Me gustaba pasar el día sentada en el cuarto, también tener la ventana cerca. Ver televisión desnuda, para sentirme en condiciones semejantes. Hoy me lleno de ropa, hoy tampoco veo televisión. La apago y toco una guitarra. Toco mi guitarra que también me gusta. Practico una canción que todavía no es una canción. La repito. A la canción prematura, a la niña, ese paso despacito que doy cuando me quedo en el cuarto. Sentada. Gustando de cosas.
Pero en eso, y siempre pasa, la televisión se prende sola. “Solita te prendés” le digo. Se ve como un árbol negro. Y la canción se acaba o se cae. Nos tropezamos y pronto estamos las dos en el suelo. La canción a mi espalda, yo en el medio. Tirada por meses. La ropa se me cae y se cambia sola. La ventana se cierra y se abre. A veces a la casa le da calor. Ya ha pasado.
Yo espero, ahora con disgusto. Espero mucho tiempo, muchas horas, muchas fracciones de segundo que se sienten largas y tristes. La televisión se prende y se apaga, pero pasa el mismo programa, el mismo show. Las palabras generan un eco cuando la televisión está prendida. ¿Lo oyen? Un eco. Cuando la televisión está apagada yo intento ponerme de pie y casi lo logro, pero siempre el ojo es más rápido.
Una vez, cuando la televisión estaba apagada, vino un hombre. O más precisamente, los zapatos de un hombre. Algunos dijeron que no parecían zapatos de hombre, pero lo eran. Me tomaron por las manos, o lo intentaron, querían ayudarme. Yo no me dejé. No dejo que nadie me toque las manos. Estuvieron caminando largo rato por el cuarto, decidiendo qué hacer.
Se asomaron por la ventana y empezaron a actuar sorprendidos. Señalaban el exterior y gritaban y se reían. Los zapatos son muy astutos, también son muy buenos. Son buenas personas. Solo yo puedo ignorarlos, atrás mío algo se mueve. Se escurre, como dicen.

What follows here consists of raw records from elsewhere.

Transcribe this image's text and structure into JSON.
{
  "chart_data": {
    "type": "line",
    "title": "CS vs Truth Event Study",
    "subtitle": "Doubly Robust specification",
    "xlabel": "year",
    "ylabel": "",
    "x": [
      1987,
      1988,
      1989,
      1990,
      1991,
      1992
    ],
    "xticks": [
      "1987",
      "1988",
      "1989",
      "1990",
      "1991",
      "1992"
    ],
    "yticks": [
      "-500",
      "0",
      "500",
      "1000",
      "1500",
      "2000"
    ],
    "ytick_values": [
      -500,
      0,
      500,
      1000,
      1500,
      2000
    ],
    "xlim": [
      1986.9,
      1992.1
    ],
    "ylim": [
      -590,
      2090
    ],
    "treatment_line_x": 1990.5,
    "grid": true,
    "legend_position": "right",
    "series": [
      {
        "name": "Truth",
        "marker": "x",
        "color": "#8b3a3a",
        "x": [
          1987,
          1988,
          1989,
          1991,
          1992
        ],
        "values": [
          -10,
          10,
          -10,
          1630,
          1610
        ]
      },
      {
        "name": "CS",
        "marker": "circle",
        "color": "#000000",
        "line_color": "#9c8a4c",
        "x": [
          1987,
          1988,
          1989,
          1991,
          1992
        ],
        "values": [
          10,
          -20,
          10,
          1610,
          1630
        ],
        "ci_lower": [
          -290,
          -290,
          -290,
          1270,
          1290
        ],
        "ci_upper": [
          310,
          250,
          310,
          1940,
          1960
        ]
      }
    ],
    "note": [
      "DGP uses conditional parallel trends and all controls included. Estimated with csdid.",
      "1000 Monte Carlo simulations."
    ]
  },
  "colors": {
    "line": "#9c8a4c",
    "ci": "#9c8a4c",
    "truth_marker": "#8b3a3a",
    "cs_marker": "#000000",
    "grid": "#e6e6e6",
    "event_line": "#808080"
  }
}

Va haciendo un sonido lento. Y llega hasta la ventana. Arrastrada. La canción llega arrastrada hasta la ventana. Se deja ayudar por los zapatos, que usan corbatín para presentarse como personas correctas, pero ellos son buenas personas, no correctas. Por eso me gusta ese hombre, el de esos zapatos, que ahora se apodera de la canción y la canta, muy mal, muy feo, pero la canta.
“Desde adentro, podemos ver afuera” dijo el hombre con una voz no muy grave, pero sí un poco torpe “Extraña, extraña” decía mientras sus zapatos veían por la ventana. Entonces yo tenía que decir algo porque me hablaba a mí, veía por la ventana y hablaba. “¿Qué hacés, desconocido?” le dije. Yo también veía hacia afuera.
El ojo de la televisión parpadeaba. Se mecía como un árbol negro. “Es Julio” dijo con su voz. Casi lo pude ver. Me estiré un poco. Rocé las patas de la cama con mis dedos. Luego las toqué. Pasé mi mano por el suelo, poco a poco encontré mi cuerpo. Mis piernas, mi cintura blanqueada por los meses. “También tu mano, que me interesa tanto” dijo con su voz, que puedo hacer mía, como oyen. Me levanté. Lo veía de pie junto a la ventana, subido en una pequeña silla, que se veía vacía, como se ven más lindas.
“¿Ya se va?” le dije. “¿Ya te vas?” me corrigió. Con los ojos cerrados, como hace cuando habla. “Tené paciencia” le dije. “Sí… Protegeme” me dijo. “¿De qué?” pregunté. Esperé unos minutos. Esperé algunos mediodías. “¿De qué?” pregunté.
Los zapatos quedaron vacíos a eso de las tres de la tarde. Cuando el sol comienza a bajar y entra más estática a la televisión. Hace calor, por dicha las ventanas se abren solas. El televisor se mece como un árbol negro y desvelado.